Dr. Lewis said, “And all this was happening at the Topkapi?”

“There was a club within the club, conceived and orchestrated by Allen with the club chairman’s connivance, Reginald Bruce. Seven members had rooms along the back corridor with a convenient separate entrance. Among themselves, they called it the Harem.”

Julia said, “How utterly revolting.”

“Allen catered to their tastes. The very young. Asians—whatever the members’ predilections, Sidney Allen supplied it. Two girls were artists’ models, groomed the way they’d ensnared Kathleen Morris and the other shopgirls who went missing.”

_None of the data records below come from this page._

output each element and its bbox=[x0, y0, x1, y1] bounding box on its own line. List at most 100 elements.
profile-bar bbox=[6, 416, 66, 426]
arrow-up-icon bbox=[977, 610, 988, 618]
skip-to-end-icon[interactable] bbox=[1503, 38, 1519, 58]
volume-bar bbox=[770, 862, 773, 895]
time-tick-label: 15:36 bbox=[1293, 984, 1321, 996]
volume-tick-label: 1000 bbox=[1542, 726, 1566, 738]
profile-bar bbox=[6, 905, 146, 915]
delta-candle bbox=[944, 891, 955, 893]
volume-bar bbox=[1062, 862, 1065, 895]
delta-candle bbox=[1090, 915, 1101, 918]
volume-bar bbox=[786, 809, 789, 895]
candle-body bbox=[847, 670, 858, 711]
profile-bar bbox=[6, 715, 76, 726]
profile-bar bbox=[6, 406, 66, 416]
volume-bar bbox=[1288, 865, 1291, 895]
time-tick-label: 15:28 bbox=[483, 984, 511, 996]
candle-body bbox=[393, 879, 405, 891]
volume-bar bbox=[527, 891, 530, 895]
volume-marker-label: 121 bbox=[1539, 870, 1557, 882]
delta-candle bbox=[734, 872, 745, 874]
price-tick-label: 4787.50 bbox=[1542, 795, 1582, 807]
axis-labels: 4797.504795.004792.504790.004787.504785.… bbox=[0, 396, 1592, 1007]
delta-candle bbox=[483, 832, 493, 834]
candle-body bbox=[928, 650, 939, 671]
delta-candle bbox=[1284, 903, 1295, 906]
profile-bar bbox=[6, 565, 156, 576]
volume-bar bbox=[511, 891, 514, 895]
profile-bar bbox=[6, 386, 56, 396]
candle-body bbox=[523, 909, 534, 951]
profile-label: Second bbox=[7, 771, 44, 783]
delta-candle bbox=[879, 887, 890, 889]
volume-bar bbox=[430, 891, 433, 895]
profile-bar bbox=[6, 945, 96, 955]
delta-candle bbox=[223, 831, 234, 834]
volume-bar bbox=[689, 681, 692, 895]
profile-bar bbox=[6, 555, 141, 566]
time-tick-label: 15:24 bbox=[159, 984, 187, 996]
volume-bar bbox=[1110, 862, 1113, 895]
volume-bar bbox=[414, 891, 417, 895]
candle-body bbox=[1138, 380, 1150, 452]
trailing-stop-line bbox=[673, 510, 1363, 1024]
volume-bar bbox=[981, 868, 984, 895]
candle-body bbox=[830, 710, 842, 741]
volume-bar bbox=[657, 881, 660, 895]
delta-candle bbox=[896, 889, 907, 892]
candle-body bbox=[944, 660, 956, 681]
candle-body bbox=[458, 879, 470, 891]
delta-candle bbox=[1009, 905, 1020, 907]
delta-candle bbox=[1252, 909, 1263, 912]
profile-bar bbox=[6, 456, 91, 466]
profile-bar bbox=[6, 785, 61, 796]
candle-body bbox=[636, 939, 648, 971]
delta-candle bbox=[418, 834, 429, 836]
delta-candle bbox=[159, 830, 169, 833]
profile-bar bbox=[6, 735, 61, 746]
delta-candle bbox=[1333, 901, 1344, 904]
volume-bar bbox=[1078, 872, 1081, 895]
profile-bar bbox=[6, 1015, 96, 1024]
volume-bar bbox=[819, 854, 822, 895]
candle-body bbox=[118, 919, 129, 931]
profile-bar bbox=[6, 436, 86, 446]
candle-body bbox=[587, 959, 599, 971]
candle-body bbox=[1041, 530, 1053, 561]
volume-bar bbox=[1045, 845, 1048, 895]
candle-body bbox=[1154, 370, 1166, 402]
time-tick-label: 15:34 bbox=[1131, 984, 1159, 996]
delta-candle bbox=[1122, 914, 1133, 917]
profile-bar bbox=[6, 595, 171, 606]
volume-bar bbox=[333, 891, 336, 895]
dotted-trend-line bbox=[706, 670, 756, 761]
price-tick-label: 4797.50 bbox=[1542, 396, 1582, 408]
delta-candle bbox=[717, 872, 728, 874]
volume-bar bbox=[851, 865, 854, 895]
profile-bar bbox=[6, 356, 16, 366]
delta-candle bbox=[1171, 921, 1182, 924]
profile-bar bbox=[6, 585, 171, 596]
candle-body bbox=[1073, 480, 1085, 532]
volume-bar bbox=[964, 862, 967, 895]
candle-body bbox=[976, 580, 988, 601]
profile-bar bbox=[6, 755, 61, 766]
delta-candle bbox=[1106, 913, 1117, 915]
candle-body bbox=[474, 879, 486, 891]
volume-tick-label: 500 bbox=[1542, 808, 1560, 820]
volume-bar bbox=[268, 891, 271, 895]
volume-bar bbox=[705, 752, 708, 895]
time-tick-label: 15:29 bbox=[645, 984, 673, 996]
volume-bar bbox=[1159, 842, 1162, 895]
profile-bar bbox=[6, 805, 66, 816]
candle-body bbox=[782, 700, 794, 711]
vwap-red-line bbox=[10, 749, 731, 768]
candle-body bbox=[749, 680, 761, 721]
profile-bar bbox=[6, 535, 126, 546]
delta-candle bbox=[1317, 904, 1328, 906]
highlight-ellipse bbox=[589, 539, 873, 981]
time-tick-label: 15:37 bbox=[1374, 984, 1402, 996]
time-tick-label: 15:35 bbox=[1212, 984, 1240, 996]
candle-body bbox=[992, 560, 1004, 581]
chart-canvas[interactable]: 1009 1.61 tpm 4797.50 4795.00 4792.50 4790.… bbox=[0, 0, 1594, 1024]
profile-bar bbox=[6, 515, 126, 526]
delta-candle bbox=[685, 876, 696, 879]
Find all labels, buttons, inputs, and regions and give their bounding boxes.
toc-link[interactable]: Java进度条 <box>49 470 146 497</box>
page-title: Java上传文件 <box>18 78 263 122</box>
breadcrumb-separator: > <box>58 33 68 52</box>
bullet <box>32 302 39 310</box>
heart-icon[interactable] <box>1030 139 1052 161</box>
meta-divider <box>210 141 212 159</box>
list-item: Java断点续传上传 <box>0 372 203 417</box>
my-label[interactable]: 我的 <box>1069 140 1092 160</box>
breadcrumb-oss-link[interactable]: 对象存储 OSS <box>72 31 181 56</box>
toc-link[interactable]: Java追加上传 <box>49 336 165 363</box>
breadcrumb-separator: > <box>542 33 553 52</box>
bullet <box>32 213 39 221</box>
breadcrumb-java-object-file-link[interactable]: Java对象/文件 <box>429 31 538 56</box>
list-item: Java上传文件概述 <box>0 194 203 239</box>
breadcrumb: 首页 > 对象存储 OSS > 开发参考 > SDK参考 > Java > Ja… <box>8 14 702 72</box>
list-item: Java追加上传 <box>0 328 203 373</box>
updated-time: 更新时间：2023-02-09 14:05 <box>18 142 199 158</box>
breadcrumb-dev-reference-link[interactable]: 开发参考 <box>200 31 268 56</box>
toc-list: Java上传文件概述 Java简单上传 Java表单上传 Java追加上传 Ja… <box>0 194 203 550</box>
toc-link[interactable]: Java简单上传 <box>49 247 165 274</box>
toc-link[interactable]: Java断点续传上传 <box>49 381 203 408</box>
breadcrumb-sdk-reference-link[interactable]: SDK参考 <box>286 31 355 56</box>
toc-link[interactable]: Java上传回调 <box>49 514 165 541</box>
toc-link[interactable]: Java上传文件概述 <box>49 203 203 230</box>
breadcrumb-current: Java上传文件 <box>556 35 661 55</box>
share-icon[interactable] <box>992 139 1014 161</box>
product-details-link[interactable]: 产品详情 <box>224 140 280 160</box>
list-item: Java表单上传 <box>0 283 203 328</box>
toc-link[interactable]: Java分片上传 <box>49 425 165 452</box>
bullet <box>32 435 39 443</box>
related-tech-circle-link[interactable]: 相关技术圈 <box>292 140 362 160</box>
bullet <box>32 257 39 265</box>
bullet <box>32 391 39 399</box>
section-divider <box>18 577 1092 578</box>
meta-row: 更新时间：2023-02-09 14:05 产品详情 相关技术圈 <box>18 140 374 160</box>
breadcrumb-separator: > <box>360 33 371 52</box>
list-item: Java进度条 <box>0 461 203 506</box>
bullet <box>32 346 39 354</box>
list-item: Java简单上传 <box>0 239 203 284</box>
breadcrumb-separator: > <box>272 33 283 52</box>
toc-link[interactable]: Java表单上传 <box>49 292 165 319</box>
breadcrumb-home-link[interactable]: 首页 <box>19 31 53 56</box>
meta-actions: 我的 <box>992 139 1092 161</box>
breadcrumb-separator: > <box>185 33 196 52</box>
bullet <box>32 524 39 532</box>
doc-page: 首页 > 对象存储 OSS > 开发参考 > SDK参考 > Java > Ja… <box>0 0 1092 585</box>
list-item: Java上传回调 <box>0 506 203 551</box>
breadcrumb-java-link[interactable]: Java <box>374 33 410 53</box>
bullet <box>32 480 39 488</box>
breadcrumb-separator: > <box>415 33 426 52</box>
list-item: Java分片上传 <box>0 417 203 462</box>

“So Chief Inspector Clark should have combined the cases from the beginning,” Julia said.

Tennant nodded. “All the girls shared one characteristic: they were virgins. Freedom from venereal infection was the paramount concern. That and . . .”

“And what?”

“According to Rawlings, several gentlemen enjoyed the fear and pain a forced deflowering inflicted.”